Gráfico 1. Taxa de investimento 1995-2018
Gráfico 2. Investimento Público e Desindustrialização 1947-2019
Há alguma perspectiva no horizonte? No atual governo, absolutamente nenhuma. A mediana das projeções para o crescimento do PIB, segundo o Boletim Focus, é de 3,3% em 2021, 2,5% em 2022 e 2,5% em 2023. O crescimento de 3,3 por cento previsto para 2021 não implica qualquer retomada, mas o carregamento estatístico para 2021: o crescimento nulo em todos os trimestres implica um carregamento estatístico de 3,6%. Um ano, portanto, também perdido.
Para retomar o crescimento, o Brasil precisa de uma mudança estrutural. Ao contrário do que pensa a esquerda tradicional, não basta rejeitar a austeridade macroeconômica, investir na infraestrutura e fazer política industrial. É preciso mais do que isso. Para que a taxa de investimento na indústria implique uma verdadeira retomada do desenvolvimento econômico, é preciso definir metas informais não apenas em relação à taxa de inflação e à taxa de juros, mas também em relação à taxa de câmbio, que deve ser competitiva para a indústria; à taxa de salários, que deve crescer com a produtividade; e à taxa de lucro, que deve ser satisfatória para as empresas industriais.
E é preciso aumentar o investimento público. Para tal, seria necessário aumentar a poupança pública, mas os brasileiros não parecem dispostos a isto. Houve um avanço: a baixa da taxa de juros reduziu a sangria no patrimônio público realizada pela coalizão de rentistas e financistas. Mas não vejo a necessária diminuição das desonerações de impostos caminhar, e a pressão pelo aumento de gastos na área social é legítima.

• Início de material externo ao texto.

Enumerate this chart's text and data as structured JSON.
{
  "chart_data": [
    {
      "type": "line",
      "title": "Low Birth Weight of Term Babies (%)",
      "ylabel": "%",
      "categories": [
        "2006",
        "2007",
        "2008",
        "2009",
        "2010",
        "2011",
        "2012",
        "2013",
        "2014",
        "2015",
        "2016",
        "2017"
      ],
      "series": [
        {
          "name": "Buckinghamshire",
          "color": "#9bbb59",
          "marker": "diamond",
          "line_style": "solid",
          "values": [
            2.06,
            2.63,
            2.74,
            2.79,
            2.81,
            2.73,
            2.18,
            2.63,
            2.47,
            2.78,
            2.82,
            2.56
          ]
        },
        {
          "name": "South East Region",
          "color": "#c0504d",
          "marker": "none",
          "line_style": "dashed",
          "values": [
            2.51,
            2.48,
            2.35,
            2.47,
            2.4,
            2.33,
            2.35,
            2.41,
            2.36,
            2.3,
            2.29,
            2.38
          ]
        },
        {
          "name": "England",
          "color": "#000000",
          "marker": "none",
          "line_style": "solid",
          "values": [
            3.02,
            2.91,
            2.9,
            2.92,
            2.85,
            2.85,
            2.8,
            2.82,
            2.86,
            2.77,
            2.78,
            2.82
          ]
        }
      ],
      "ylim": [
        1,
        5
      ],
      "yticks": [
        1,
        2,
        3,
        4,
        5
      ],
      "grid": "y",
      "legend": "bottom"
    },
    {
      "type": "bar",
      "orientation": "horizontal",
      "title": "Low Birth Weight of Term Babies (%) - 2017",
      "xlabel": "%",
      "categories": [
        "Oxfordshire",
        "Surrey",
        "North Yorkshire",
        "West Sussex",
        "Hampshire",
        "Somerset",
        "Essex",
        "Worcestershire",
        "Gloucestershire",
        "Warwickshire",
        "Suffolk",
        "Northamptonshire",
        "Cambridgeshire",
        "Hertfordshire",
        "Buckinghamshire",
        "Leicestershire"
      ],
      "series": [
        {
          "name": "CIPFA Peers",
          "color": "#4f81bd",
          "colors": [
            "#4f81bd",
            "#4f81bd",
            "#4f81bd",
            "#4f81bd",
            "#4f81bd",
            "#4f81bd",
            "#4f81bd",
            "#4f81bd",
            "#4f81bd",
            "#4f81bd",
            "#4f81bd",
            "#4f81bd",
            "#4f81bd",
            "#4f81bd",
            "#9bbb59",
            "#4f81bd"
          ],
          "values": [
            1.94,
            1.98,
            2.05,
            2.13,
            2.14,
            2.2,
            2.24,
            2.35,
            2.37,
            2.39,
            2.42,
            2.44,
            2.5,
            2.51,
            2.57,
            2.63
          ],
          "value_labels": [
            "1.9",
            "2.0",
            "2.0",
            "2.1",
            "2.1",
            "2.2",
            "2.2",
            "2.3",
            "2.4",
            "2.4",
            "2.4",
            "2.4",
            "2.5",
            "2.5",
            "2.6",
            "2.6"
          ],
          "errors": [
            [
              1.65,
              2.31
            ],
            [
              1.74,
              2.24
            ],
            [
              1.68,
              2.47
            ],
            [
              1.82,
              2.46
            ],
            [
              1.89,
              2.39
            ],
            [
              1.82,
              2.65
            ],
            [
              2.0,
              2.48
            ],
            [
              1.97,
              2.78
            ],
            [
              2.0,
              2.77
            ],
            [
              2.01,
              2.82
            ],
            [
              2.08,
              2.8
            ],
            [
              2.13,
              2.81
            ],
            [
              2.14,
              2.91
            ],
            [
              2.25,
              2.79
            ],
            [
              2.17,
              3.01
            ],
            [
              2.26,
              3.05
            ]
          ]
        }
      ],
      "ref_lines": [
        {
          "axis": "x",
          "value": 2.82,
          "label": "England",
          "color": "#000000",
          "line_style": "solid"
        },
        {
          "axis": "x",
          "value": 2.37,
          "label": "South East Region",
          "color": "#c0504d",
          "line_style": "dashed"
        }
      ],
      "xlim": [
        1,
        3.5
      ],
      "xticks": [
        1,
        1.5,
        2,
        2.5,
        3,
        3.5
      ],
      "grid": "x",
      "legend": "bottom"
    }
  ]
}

Por outro lado, hoje está claro que é possível financiar parte do gasto público com a compra de títulos do Tesouro pelo Banco Central. Os países ricos estão fazendo isso com bons resultados. Por isso venho propondo que seja aprovada emenda constitucional autorizando o Banco Central a comprar do Tesouro, a cada ano, títulos até o limite de 5 por cento do PIB para financiar exclusivamente investimentos públicos, devendo, porém, a liberação dos recursos ficar dependente de aprovação do Conselho Monetário Nacional, que, a cada três meses, avaliará o risco de se chegar ao pleno emprego e a inflação aumentar. O essencial em relação às emissões monetárias é mantê-las firmemente controladas.
Luiz Carlos Bresser-Pereira é Professor Emérito da Fundação Getulio Vargas (FGV-SP). Autor, entre outros livros, de Em busca do desenvolvimento perdido: um projeto novo-desenvolvimentista para o Brasil (FGV).
Esse artigo foi retirado da publicação feita no site “a terra é redonda”, do dia 04 de abril de 2021.